I was not alone that day. Ed was waiting at the base of the long slope when he heard me, then saw me. Later he told me it would take a long time for him to get that image out of his head. My body hurtling down hard snow and ice.
Ed came up to me. Asked me if I was alright. All I could say was yeah, I think. The adrenaline in my veins disguised any injury, at least for the moment.
He reached over for some webbing to bind my wound, then hesitated. He pulled out his camera instead and told me, “You’re going to want a picture of this.”
I laughed. Ed, always the photographer. Always looking for the perfect picture. He bound my head so tight my head throbbed. Then he slowly led me down the mountain. I was blind without my glasses. Everything a blur.
Ed was one of my first climbing partners. Many years later he disappeared off a ridge on Mt. Forbidden. I was told he fell, just like me.

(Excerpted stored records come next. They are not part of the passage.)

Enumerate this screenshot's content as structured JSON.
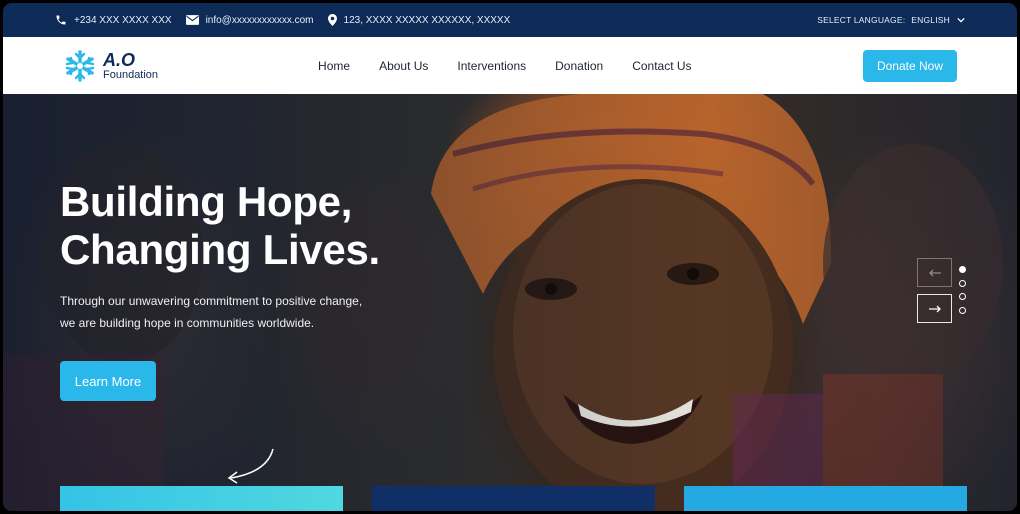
{
  "topbar": {
    "phone": "+234 XXX XXXX XXX",
    "email": "info@xxxxxxxxxxxx.com",
    "address": "123, XXXX XXXXX XXXXXX, XXXXX",
    "language_label": "SELECT LANGUAGE:",
    "language_value": "ENGLISH"
  },
  "header": {
    "logo_line1": "A.O",
    "logo_line2": "Foundation",
    "nav": [
      "Home",
      "About Us",
      "Interventions",
      "Donation",
      "Contact Us"
    ],
    "donate_label": "Donate Now"
  },
  "hero": {
    "title_line1": "Building Hope,",
    "title_line2": "Changing Lives.",
    "desc_line1": "Through our unwavering commitment to positive change,",
    "desc_line2": "we are building hope in communities worldwide.",
    "cta_label": "Learn More",
    "slider_count": 4,
    "slider_active": 1
  },
  "colors": {
    "navy": "#0e2a56",
    "accent": "#2ab7ea",
    "white": "#ffffff"
  }
}
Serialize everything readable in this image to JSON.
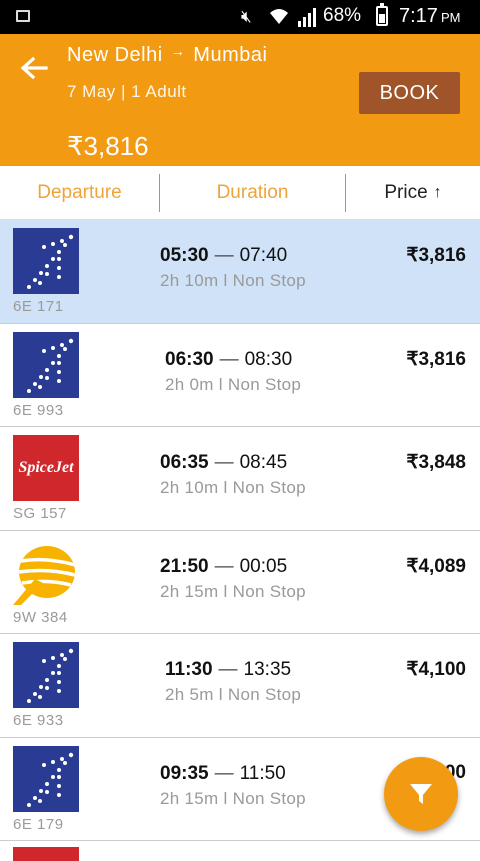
{
  "status": {
    "battery_pct": "68%",
    "time": "7:17",
    "ampm": "PM"
  },
  "header": {
    "from": "New  Delhi",
    "arrow": "→",
    "to": "Mumbai",
    "subinfo": "7  May  |  1  Adult",
    "book_label": "BOOK",
    "price": "₹3,816"
  },
  "sort": {
    "departure": "Departure",
    "duration": "Duration",
    "price": "Price",
    "price_arrow": "↑"
  },
  "flights": [
    {
      "airline": "indigo",
      "number": "6E  171",
      "dep": "05:30",
      "arr": "07:40",
      "meta": "2h  10m  l  Non  Stop",
      "fare": "₹3,816",
      "selected": true
    },
    {
      "airline": "indigo",
      "number": "6E  993",
      "dep": "06:30",
      "arr": "08:30",
      "meta": "2h  0m  l  Non  Stop",
      "fare": "₹3,816"
    },
    {
      "airline": "spicejet",
      "logo_text": "SpiceJet",
      "number": "SG  157",
      "dep": "06:35",
      "arr": "08:45",
      "meta": "2h  10m  l  Non  Stop",
      "fare": "₹3,848"
    },
    {
      "airline": "jet",
      "number": "9W  384",
      "dep": "21:50",
      "arr": "00:05",
      "meta": "2h  15m  l  Non  Stop",
      "fare": "₹4,089"
    },
    {
      "airline": "indigo",
      "number": "6E  933",
      "dep": "11:30",
      "arr": "13:35",
      "meta": "2h  5m  l  Non  Stop",
      "fare": "₹4,100"
    },
    {
      "airline": "indigo",
      "number": "6E  179",
      "dep": "09:35",
      "arr": "11:50",
      "meta": "2h  15m  l  Non  Stop",
      "fare": "00"
    }
  ],
  "colors": {
    "accent": "#f29a11",
    "book": "#a0542a",
    "selected": "#cfe2f7",
    "indigo": "#2a3b94",
    "spicejet": "#d0272d",
    "jet": "#f7b300"
  },
  "icons": {
    "back": "arrow-left-icon",
    "filter": "filter-funnel-icon"
  }
}
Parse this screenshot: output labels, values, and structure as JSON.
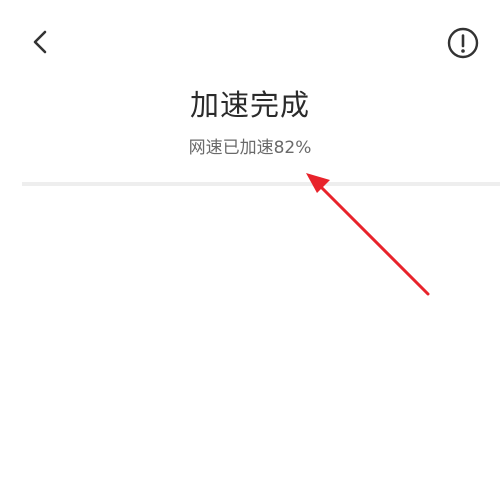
{
  "header": {
    "back_icon": "chevron-left-icon",
    "info_icon": "info-circle-icon"
  },
  "result": {
    "title": "加速完成",
    "subtitle": "网速已加速82%"
  },
  "annotation": {
    "color": "#e8232b"
  }
}
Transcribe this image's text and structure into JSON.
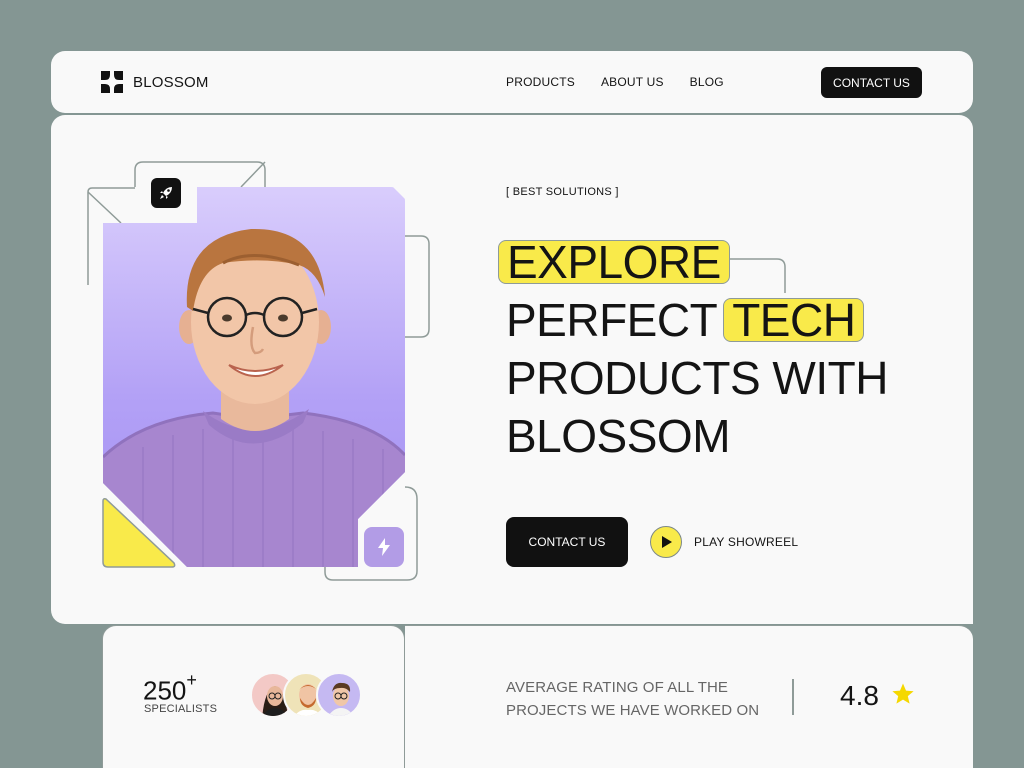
{
  "brand": {
    "name": "BLOSSOM"
  },
  "nav": {
    "items": [
      {
        "label": "PRODUCTS"
      },
      {
        "label": "ABOUT US"
      },
      {
        "label": "BLOG"
      }
    ],
    "cta_label": "CONTACT US"
  },
  "hero": {
    "eyebrow": "[ BEST SOLUTIONS ]",
    "headline": {
      "word1": "EXPLORE",
      "line2_prefix": "PERFECT",
      "line2_highlight": "TECH",
      "line3": "PRODUCTS WITH",
      "line4": "BLOSSOM"
    },
    "cta_label": "CONTACT US",
    "showreel_label": "PLAY SHOWREEL"
  },
  "stats": {
    "specialists_count": "250",
    "specialists_suffix": "+",
    "specialists_label": "SPECIALISTS"
  },
  "rating": {
    "text": "AVERAGE RATING OF ALL THE PROJECTS WE HAVE WORKED ON",
    "value": "4.8"
  },
  "colors": {
    "background": "#849693",
    "card": "#f9f9f9",
    "accent_yellow": "#f9ea4a",
    "accent_purple": "#b3a1f6",
    "dark": "#111111"
  }
}
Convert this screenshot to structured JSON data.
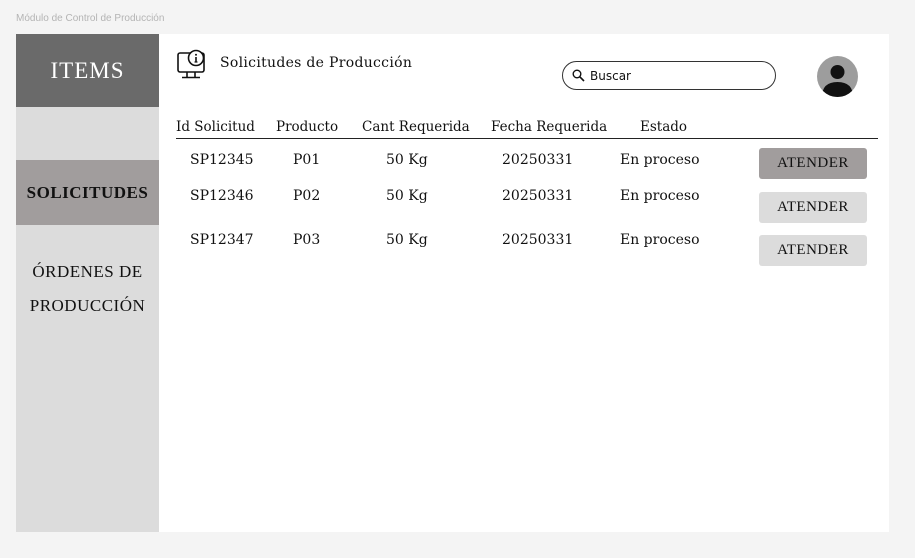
{
  "frame_label": "Módulo de Control de Producción",
  "sidebar": {
    "title": "ITEMS",
    "items": [
      {
        "label": "SOLICITUDES",
        "active": true
      },
      {
        "label": "ÓRDENES DE PRODUCCIÓN",
        "active": false
      }
    ]
  },
  "header": {
    "title": "Solicitudes de Producción",
    "icon": "info-monitor-icon",
    "search_placeholder": "Buscar"
  },
  "table": {
    "columns": [
      "Id Solicitud",
      "Producto",
      "Cant Requerida",
      "Fecha Requerida",
      "Estado"
    ],
    "rows": [
      {
        "id": "SP12345",
        "producto": "P01",
        "cantidad": "50 Kg",
        "fecha": "20250331",
        "estado": "En proceso",
        "action": "ATENDER"
      },
      {
        "id": "SP12346",
        "producto": "P02",
        "cantidad": "50 Kg",
        "fecha": "20250331",
        "estado": "En proceso",
        "action": "ATENDER"
      },
      {
        "id": "SP12347",
        "producto": "P03",
        "cantidad": "50 Kg",
        "fecha": "20250331",
        "estado": "En proceso",
        "action": "ATENDER"
      }
    ]
  },
  "colors": {
    "sidebar_title_bg": "#6a6a6a",
    "sidebar_bg": "#dcdcdc",
    "active_bg": "#a19d9d",
    "button_bg": "#dcdcdc"
  }
}
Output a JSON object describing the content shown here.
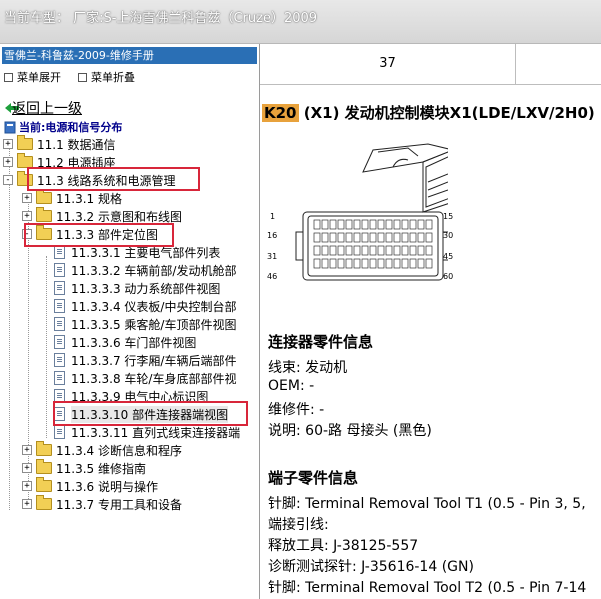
{
  "title": "当前车型：  厂家:S-上海雪佛兰科鲁兹（Cruze）2009",
  "left_panel": {
    "header": "雪佛兰-科鲁兹-2009-维修手册",
    "expand_all": "菜单展开",
    "collapse_all": "菜单折叠",
    "back_link": "返回上一级",
    "current": "当前:电源和信号分布",
    "tree": [
      {
        "label": "11.1 数据通信",
        "level": 0,
        "type": "folder",
        "toggle": "+"
      },
      {
        "label": "11.2 电源插座",
        "level": 0,
        "type": "folder",
        "toggle": "+"
      },
      {
        "label": "11.3 线路系统和电源管理",
        "level": 0,
        "type": "folder",
        "toggle": "-"
      },
      {
        "label": "11.3.1 规格",
        "level": 1,
        "type": "folder",
        "toggle": "+"
      },
      {
        "label": "11.3.2 示意图和布线图",
        "level": 1,
        "type": "folder",
        "toggle": "+"
      },
      {
        "label": "11.3.3 部件定位图",
        "level": 1,
        "type": "folder",
        "toggle": "-"
      },
      {
        "label": "11.3.3.1 主要电气部件列表",
        "level": 2,
        "type": "doc"
      },
      {
        "label": "11.3.3.2 车辆前部/发动机舱部",
        "level": 2,
        "type": "doc"
      },
      {
        "label": "11.3.3.3 动力系统部件视图",
        "level": 2,
        "type": "doc"
      },
      {
        "label": "11.3.3.4 仪表板/中央控制台部",
        "level": 2,
        "type": "doc"
      },
      {
        "label": "11.3.3.5 乘客舱/车顶部件视图",
        "level": 2,
        "type": "doc"
      },
      {
        "label": "11.3.3.6 车门部件视图",
        "level": 2,
        "type": "doc"
      },
      {
        "label": "11.3.3.7 行李厢/车辆后端部件",
        "level": 2,
        "type": "doc"
      },
      {
        "label": "11.3.3.8 车轮/车身底部部件视",
        "level": 2,
        "type": "doc"
      },
      {
        "label": "11.3.3.9 电气中心标识图",
        "level": 2,
        "type": "doc"
      },
      {
        "label": "11.3.3.10 部件连接器端视图",
        "level": 2,
        "type": "doc",
        "selected": true
      },
      {
        "label": "11.3.3.11 直列式线束连接器端",
        "level": 2,
        "type": "doc"
      },
      {
        "label": "11.3.4 诊断信息和程序",
        "level": 1,
        "type": "folder",
        "toggle": "+"
      },
      {
        "label": "11.3.5 维修指南",
        "level": 1,
        "type": "folder",
        "toggle": "+"
      },
      {
        "label": "11.3.6 说明与操作",
        "level": 1,
        "type": "folder",
        "toggle": "+"
      },
      {
        "label": "11.3.7 专用工具和设备",
        "level": 1,
        "type": "folder",
        "toggle": "+"
      }
    ]
  },
  "right_panel": {
    "table_cell": "37",
    "heading_code": "K20",
    "heading_text": "(X1) 发动机控制模块X1(LDE/LXV/2H0)",
    "pin_labels": [
      "1",
      "15",
      "16",
      "30",
      "31",
      "45",
      "46",
      "60"
    ],
    "connector_info_title": "连接器零件信息",
    "connector_lines": [
      "线束: 发动机",
      "OEM: -",
      "维修件: -",
      "说明: 60-路 母接头 (黑色)"
    ],
    "terminal_info_title": "端子零件信息",
    "terminal_lines": [
      "针脚: Terminal Removal Tool T1 (0.5 - Pin 3, 5,",
      "端接引线:",
      "释放工具: J-38125-557",
      "诊断测试探针: J-35616-14 (GN)",
      "针脚: Terminal Removal Tool T2 (0.5 - Pin 7-14"
    ]
  }
}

I told them that I wouldn’t be climbing the mountain today. I made up an excuse.
It may seem ironic. A climber who is too afraid to climb. It happens. Trauma is something we carry with us. It doesn’t heal. When we are strong we may not even remember that it is there. Then it reminds us.
We are not always strong. If I don’t think about it, my body remembers. The feeling of helplessness right before the fall. I remember looking down the slope at Ed right before I fell. It was like he was in another universe and I couldn’t get there. I knew I was going to fall. I was too scared, too anxious, too panicky. I had received no training for a moment like that. I fell over 10 years ago, but I still remember.
I was not supposed to be in the mountains today. So I didn’t go.